Part of that isolation extended to Christmas. From 1969 to 1998, ending with Pope John Paul II’s visit to the island, Christmas was officially banned by the government in a period known in Cuba as Las navidades silenciadas or “The Silent Christmases.”

Rebtel, a Swedish low-cost mobile carrier, this month released an internet campaign, “The Lost Christmas,” as part of its promotional launch of a new service offering international calls to Cuban mobile and landline phones. A company representative in Miami called and interviewed five Cubans, whose surnames are not revealed, who had grown up in this era. Many were children when Christmas on the island suddenly went underground.

“I remember my Uncle Antonio gave us a plastic old broken Christmas tree which we kept hidden,” says Angela, 59, of Havana. “I don’t know how he got it. We enjoyed the tree anyway, even if we couldn’t light it at night.”

Abel, 45, also of Havana, recalled: “My generation, those of us who grew up in the 60s, lived with the myth of Christmas created for us in the stories that our grandparents shared with us.”

The reasons that Fidel Castro’s government officially terminated Christmas were both economic and political. In October 1969, in an effort to fuel economic growth at a time of financial crisis, the government announced an ambitious plan to boost the country’s sugar cane industry. The Zafra de los diez millones or “The ten million harvest” was a national effort to export 10 million tons of sugar cane abroad. To avoid interrupting the harvest, Christmas and New Year’s celebrations were moved to July and Dec. 25 became a normal working day.

Also during that period, the government was seeking to institutionalize its secular revolution and saw religion and religious holidays as a counter force to that national project, said Enrique Sacerio Garí, a professor of Hispanic-American studies at Bryn Mawr College and an expert on Cuba.
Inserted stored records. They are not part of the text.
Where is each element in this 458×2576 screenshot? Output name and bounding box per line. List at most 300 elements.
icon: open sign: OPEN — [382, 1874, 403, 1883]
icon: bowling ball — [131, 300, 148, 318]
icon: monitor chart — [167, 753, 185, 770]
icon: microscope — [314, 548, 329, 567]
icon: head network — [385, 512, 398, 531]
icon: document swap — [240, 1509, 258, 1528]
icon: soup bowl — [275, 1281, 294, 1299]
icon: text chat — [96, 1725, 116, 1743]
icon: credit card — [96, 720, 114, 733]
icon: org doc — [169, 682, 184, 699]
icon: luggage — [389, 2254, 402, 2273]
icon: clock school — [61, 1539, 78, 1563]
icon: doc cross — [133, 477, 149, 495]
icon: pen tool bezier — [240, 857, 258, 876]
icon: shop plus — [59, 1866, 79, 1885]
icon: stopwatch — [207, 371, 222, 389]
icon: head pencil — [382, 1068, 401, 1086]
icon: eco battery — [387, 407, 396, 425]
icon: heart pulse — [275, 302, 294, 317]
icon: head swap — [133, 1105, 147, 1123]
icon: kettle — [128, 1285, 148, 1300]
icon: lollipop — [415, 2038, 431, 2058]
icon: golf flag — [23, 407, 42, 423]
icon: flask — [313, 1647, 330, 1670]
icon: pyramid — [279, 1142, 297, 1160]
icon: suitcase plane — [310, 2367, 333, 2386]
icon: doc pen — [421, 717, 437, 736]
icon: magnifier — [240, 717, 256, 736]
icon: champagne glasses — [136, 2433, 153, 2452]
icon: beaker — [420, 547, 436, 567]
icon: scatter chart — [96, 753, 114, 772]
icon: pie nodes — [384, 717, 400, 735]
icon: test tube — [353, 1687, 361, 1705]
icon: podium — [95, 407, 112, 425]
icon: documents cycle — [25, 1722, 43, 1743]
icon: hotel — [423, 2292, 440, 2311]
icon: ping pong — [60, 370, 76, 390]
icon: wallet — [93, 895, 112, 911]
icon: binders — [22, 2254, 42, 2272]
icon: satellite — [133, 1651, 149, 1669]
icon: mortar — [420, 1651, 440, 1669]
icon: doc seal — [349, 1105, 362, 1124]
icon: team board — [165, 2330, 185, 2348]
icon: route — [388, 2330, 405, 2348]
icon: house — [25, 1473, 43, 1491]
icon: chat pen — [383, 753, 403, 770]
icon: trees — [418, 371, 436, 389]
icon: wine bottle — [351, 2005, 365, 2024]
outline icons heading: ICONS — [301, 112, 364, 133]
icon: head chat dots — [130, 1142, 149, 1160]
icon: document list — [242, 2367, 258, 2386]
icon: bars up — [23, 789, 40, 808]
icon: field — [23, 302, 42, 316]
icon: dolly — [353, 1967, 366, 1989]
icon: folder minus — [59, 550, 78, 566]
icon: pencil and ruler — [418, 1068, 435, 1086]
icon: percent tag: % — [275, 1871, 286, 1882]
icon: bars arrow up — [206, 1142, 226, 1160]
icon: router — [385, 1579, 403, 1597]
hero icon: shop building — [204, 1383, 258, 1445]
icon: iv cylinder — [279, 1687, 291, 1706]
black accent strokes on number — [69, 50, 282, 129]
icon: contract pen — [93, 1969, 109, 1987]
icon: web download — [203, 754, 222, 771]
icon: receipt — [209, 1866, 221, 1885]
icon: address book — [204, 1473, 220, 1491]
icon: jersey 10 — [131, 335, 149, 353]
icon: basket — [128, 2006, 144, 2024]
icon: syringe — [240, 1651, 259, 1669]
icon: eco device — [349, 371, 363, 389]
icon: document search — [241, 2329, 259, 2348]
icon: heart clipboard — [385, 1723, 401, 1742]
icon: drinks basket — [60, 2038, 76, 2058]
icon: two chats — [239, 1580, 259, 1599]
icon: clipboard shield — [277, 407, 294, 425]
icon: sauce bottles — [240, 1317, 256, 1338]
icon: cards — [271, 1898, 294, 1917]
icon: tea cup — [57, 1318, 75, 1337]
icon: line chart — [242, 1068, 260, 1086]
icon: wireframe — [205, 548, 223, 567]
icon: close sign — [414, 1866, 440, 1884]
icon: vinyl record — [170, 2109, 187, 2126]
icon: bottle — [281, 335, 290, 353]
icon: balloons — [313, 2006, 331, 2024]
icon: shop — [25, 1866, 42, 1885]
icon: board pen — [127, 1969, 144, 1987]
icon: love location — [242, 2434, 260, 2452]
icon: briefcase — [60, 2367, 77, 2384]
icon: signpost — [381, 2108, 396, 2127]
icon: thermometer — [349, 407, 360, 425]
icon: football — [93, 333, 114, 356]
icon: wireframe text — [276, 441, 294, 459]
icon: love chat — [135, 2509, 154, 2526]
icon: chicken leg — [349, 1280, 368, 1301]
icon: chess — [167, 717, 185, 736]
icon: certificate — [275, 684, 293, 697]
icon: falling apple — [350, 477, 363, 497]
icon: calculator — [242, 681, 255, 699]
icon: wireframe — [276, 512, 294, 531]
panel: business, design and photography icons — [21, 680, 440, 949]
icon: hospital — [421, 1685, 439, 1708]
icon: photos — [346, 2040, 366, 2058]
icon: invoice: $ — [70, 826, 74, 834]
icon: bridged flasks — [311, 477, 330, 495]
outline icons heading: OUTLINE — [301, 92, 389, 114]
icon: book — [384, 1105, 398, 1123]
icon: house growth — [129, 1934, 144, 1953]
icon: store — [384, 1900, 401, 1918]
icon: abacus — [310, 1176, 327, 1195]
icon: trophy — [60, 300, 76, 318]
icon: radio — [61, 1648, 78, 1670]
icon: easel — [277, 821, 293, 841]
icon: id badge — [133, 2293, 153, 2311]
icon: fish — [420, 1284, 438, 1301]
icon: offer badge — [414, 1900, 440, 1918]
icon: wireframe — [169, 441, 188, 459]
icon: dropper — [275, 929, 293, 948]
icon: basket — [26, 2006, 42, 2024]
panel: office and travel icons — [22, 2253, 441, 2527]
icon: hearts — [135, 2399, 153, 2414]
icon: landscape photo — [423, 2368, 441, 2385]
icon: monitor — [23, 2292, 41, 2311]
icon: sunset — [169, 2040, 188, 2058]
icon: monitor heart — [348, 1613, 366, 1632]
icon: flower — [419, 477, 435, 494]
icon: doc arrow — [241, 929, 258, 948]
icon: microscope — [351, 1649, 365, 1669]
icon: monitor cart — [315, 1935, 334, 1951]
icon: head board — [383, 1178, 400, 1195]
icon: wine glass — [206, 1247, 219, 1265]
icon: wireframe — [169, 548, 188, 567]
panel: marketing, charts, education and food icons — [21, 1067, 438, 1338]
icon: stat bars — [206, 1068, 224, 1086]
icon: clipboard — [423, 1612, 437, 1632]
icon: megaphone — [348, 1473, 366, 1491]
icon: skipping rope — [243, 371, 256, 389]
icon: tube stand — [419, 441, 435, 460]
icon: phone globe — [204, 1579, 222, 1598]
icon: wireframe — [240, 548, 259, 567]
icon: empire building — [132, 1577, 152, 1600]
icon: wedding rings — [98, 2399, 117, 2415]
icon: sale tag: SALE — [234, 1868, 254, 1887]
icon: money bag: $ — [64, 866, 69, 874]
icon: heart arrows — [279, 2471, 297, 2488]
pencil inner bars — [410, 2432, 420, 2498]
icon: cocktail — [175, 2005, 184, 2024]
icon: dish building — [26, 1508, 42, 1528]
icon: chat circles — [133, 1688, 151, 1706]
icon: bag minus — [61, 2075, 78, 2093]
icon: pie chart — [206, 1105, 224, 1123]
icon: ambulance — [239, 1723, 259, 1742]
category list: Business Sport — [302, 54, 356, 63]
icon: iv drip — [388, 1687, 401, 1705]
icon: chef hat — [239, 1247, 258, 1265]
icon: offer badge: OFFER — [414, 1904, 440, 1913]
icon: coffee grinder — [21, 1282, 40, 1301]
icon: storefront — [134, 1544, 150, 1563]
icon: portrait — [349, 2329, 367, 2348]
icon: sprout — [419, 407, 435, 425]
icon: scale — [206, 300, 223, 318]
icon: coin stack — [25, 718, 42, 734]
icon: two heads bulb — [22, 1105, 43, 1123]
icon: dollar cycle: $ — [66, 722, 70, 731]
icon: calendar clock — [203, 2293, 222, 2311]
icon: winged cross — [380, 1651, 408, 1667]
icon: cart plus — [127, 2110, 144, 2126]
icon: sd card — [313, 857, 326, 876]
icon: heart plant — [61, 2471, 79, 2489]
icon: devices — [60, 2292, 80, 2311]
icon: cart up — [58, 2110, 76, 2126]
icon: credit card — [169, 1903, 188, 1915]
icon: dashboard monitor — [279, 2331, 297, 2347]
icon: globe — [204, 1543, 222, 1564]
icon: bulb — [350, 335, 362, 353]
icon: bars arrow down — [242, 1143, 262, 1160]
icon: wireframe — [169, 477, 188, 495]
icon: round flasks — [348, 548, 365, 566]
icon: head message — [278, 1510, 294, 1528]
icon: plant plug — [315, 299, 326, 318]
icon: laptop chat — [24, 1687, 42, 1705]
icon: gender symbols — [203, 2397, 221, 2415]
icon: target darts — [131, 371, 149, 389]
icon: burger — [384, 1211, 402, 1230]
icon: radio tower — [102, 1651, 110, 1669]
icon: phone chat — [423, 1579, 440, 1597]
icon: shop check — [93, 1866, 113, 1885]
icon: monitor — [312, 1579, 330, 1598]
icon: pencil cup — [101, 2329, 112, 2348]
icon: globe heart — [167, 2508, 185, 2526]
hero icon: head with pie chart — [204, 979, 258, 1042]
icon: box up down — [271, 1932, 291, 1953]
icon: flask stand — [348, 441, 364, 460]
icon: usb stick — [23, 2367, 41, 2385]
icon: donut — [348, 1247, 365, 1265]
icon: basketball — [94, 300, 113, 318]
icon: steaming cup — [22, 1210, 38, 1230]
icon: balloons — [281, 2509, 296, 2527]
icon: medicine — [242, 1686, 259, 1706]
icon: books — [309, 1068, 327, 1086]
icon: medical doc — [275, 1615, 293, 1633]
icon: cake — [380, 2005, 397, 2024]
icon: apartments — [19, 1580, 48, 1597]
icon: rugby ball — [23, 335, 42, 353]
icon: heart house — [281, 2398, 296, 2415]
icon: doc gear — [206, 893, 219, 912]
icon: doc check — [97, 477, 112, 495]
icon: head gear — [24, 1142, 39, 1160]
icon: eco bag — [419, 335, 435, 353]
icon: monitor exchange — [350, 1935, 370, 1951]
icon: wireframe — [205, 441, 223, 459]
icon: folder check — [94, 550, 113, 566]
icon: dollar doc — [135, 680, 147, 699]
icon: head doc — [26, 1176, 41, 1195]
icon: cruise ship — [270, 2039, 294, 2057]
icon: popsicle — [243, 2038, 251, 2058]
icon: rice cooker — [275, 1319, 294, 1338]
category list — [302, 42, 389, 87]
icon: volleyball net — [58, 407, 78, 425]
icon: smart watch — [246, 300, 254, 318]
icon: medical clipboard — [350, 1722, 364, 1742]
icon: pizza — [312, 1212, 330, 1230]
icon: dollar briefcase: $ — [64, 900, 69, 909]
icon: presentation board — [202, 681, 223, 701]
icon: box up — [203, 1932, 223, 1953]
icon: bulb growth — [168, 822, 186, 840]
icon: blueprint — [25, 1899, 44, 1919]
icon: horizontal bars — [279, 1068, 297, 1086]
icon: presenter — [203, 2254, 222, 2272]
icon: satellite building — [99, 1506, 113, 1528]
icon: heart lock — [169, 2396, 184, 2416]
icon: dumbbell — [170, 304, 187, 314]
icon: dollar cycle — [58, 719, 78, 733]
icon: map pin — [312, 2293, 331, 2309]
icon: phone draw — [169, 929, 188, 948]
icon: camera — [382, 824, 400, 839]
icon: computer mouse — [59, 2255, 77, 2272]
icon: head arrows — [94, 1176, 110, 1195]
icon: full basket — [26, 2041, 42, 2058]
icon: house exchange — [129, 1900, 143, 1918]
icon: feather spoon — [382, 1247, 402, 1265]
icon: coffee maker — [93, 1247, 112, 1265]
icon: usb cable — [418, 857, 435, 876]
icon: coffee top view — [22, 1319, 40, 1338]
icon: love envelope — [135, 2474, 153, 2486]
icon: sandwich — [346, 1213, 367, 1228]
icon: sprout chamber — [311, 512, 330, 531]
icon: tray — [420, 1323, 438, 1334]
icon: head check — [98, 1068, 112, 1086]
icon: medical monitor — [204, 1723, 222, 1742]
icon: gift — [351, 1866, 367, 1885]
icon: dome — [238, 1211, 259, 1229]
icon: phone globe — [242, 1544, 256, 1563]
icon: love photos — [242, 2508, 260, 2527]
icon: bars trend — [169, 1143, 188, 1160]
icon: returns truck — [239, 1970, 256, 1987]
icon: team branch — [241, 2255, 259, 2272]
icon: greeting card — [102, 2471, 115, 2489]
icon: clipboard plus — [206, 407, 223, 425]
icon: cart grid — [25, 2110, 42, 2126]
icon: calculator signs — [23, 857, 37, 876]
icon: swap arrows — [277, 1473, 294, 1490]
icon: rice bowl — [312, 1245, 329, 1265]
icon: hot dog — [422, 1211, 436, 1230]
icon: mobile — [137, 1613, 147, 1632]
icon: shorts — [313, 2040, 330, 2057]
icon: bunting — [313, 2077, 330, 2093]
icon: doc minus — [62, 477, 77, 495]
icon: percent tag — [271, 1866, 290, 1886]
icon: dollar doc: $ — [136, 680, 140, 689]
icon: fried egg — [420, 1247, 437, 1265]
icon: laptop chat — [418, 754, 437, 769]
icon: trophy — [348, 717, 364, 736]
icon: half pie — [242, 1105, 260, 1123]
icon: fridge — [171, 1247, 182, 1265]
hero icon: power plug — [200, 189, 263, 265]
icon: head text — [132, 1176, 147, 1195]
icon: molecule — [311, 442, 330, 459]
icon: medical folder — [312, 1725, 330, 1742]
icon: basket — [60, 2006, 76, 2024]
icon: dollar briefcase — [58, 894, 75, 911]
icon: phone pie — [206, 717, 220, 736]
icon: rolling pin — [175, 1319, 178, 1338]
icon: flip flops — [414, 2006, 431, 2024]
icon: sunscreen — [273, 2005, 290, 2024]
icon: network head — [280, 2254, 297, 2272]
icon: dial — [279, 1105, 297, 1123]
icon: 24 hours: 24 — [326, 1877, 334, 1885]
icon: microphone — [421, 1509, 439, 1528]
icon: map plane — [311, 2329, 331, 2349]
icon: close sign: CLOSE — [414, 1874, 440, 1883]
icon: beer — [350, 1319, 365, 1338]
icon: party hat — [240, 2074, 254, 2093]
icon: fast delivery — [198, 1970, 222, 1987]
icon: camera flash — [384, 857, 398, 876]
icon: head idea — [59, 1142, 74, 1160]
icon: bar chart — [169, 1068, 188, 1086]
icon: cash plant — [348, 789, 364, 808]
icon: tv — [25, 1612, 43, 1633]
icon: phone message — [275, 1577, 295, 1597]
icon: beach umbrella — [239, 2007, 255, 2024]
Garí, 69, was born and raised in Cuba and has made dozens of trips back since he moved to the US in 1959. He said he understood the sentiments expressed by those interviewed in Rebtel’s promotional campaign, but also said they fail to tell the full story.

For one thing, he says, Christmas really came out from the shadows in 1991, when Communist party members were given permission to practice religion openly. And, he explains, many Cubans maintained Christmas customs even during the “Lost Christmas” period, such as the traditional Christmas Eve dinner where lechón asado or roasted suckling pig is served.

In fact, Garí tells Quartz, in some ways Cuba’s Christmas celebrations have maintained the holiday’s sincerity in ways that it has been lost elsewhere. ”Cuba differs from others in that, in this 30-year period, Christmas was marketed around the world as a business, and the religious aspect of it largely went away,” he says. “Cuba wasn’t part of that commercialization of the holiday, so to speak.”

Since Christmas returned as an officially recognized public holiday in 1998, Garí says, Cuba’s “Lost Christmas” generation views the day as a cultural spectacle, rather than a religious ritual. Cubans buy trees and decorate them with ornaments, and sometimes even exchange gifts.